MN Legislature: GOP bonding threats won’t stop abortion measure, DFL leaders say
Democratic-Farmer-Labor lawmakers say they won’t let speeches about fast food or Republican threats to kill a bonding deal derail their efforts to advance a bill that would plot a path for abortion rights in Minnesota’s Constitution.
After House Republicans delayed votes in two floor sessions with lengthy speeches that sometimes veered into seemingly unrelated topics, House Speaker Melissa Hortman shut down an eight-hour debate at midnight Wednesday so the chamber could vote on a paid leave bill. The move prompted loud protests from Republicans, who said it violated norms of the chamber.
On Thursday, Hortman said she and her DFL colleagues will continue to entertain some debate on bills in the final days of the session, but won’t hesitate to stop “deleterious” speeches and questions from Republicans.
“At a certain point, it’s very obvious when Republicans are filibustering.
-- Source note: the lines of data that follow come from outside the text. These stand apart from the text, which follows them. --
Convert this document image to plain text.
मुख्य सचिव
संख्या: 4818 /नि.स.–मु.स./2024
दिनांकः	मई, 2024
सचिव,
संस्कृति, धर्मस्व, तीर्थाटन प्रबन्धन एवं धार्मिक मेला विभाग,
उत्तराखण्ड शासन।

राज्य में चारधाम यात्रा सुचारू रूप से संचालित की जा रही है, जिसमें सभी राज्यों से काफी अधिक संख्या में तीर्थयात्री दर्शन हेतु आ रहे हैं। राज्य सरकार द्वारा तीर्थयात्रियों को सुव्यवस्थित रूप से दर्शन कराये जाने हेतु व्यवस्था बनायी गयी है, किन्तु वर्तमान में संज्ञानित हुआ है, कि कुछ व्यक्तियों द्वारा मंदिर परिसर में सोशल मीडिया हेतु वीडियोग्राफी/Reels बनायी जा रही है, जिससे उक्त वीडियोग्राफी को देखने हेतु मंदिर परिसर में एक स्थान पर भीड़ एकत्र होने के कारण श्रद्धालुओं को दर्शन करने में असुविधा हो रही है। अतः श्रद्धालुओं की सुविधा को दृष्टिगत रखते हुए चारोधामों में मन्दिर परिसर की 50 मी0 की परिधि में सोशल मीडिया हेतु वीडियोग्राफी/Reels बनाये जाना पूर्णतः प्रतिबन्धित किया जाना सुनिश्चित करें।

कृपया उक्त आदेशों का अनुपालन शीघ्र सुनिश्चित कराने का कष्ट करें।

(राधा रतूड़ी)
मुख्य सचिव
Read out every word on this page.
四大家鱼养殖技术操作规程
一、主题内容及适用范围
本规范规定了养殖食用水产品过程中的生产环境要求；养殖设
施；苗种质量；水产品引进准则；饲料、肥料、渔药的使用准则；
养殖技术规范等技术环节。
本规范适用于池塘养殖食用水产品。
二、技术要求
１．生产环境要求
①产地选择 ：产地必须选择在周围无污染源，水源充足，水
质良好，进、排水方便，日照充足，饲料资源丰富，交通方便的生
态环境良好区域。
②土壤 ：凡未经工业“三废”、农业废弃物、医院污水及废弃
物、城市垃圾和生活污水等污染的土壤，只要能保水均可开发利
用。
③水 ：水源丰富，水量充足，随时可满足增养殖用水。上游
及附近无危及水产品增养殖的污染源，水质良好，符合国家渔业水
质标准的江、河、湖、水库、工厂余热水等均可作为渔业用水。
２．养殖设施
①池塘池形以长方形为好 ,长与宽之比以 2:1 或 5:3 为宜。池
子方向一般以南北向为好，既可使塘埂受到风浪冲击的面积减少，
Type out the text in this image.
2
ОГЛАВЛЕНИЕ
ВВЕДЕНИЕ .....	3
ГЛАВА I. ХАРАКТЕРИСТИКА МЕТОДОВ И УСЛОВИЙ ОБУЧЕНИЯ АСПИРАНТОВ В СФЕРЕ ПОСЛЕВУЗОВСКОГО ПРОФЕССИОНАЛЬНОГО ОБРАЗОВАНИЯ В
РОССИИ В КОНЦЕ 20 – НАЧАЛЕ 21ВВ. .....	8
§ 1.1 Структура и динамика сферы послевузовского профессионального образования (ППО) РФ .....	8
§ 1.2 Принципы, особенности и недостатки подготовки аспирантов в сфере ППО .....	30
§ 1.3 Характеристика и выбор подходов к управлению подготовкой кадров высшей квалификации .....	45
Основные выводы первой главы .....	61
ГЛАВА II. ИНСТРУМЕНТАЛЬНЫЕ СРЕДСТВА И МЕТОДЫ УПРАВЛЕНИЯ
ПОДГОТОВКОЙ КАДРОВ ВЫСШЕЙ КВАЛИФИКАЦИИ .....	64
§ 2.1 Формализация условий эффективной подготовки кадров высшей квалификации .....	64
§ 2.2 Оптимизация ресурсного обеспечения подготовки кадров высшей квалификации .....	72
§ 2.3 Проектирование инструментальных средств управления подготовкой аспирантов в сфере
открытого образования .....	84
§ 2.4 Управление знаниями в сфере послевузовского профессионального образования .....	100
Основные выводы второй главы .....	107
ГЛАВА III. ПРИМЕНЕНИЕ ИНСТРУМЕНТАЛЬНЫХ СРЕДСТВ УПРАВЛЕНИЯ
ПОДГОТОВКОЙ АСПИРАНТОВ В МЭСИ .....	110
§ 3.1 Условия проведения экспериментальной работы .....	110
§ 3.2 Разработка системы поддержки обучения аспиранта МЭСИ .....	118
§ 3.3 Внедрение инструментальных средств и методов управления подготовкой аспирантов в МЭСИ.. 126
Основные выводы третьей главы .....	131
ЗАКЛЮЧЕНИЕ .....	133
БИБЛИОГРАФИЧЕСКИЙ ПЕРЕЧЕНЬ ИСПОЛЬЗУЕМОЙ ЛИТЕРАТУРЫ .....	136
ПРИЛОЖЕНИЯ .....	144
I mean, I don’t know how many of you tuned in on Monday, but there was a lot of conversation about cheeseburgers and also hamburgers, maybe French fries,” she said. “That’s not what the voters of the state of Minnesota engage in an election to do.”
The fast food comments were tied to a seven-hour debate on a bill to force businesses to disclose hidden last-minute charges that ultimately got bipartisan support in the House when the vote happened at midnight on Monday.
ERA amendment
A version of the Equal Rights Amendment that would put the right to an abortion and protections for LGBTQ people in the state Constitution has been delayed — and not yet scheduled — after extended debate on other bills. If passed by the House and Senate, the question would be put to voters in the 2026 election.
There are just three more days for the House and Senate to vote before the end of the 2024 session, and even as each chamber works late hours, the odds are dimming for bills to legalize sports betting, borrow money for roads and bridges, and even on a minimum wage deal to keep rideshare services Uber and Lyft from making good on their threats to leave Minnesota.
Hortman said cutting off debate was a sort of “nuclear option” for Democrats, as there are technically no time limits for debate in the Minnesota House, but called the move warranted as Republicans were “lying on the tracks.”
Minority Leader Rep. Lisa Demuth, R-Cold Spring. (John Autey / Pioneer Press)
House Minority Leader Lisa Demuth, R-Cold Spring, called the shutdown of debate Wednesday “shameful” and disputed DFL claims that her party is deliberately delaying votes in the final week of the session. She added the majority has had two years to get its work done, and can’t place blame on Republicans for expecting full debate on bills.
“It is not the responsibility of the minority to pass the majority’s bills,” she told reporters Tuesday. “It is the responsibility of the minority to make sure that the voices of our constituents are heard and represented.”
Republicans earlier this week rolled out a list of demands to DFLers tied to the passage of a roughly $900 million dollar infrastructure bill, including dropping a gun control proposal and a version of the Equal Rights Amendment that includes abortion as a right.
Obstacles to an infrastructure bill
Despite being in the minority in both the House and Senate, borrowing money for infrastructure, which traditionally happens in even-numbered years, requires a three-fifths majority in both chambers in order to pass.
That’s one of the few leverage points available to Republicans — though it doesn’t just inconvenience DFLers. If Republicans kill a bonding bill it means they won’t be able to deliver local projects in their districts either.
GOP lawmakers also are pushing to remove gun control language from a bill increasing criminal penalties for people who buy guns for others who are ineligible to do so, such as felons.
While both parties support increasing penalties for what’s known as straw purchasing, Republicans oppose DFLers inclusion of language banning binary triggers, a modification that allows a semi-automatic weapon to fire both when the trigger is pulled and released — greatly increasing its rate of fire.
Republicans used their leverage with bonding to get $300 million in aid for struggling nursing homes last year, but the tactic didn’t get much else from Democrats.
Hortman told reporters the House DFL is willing to give more funding to emergency medical services, a Republican request, but won’t allow threats on bonding to make them budge on the ERA, the binary trigger ban, or anything else.
Even if the House passes the ERA with abortion rights, the version already passed by the Senate version does not include that language, so the two versions would have to be reconciled.
The last day to vote on bills is Sunday.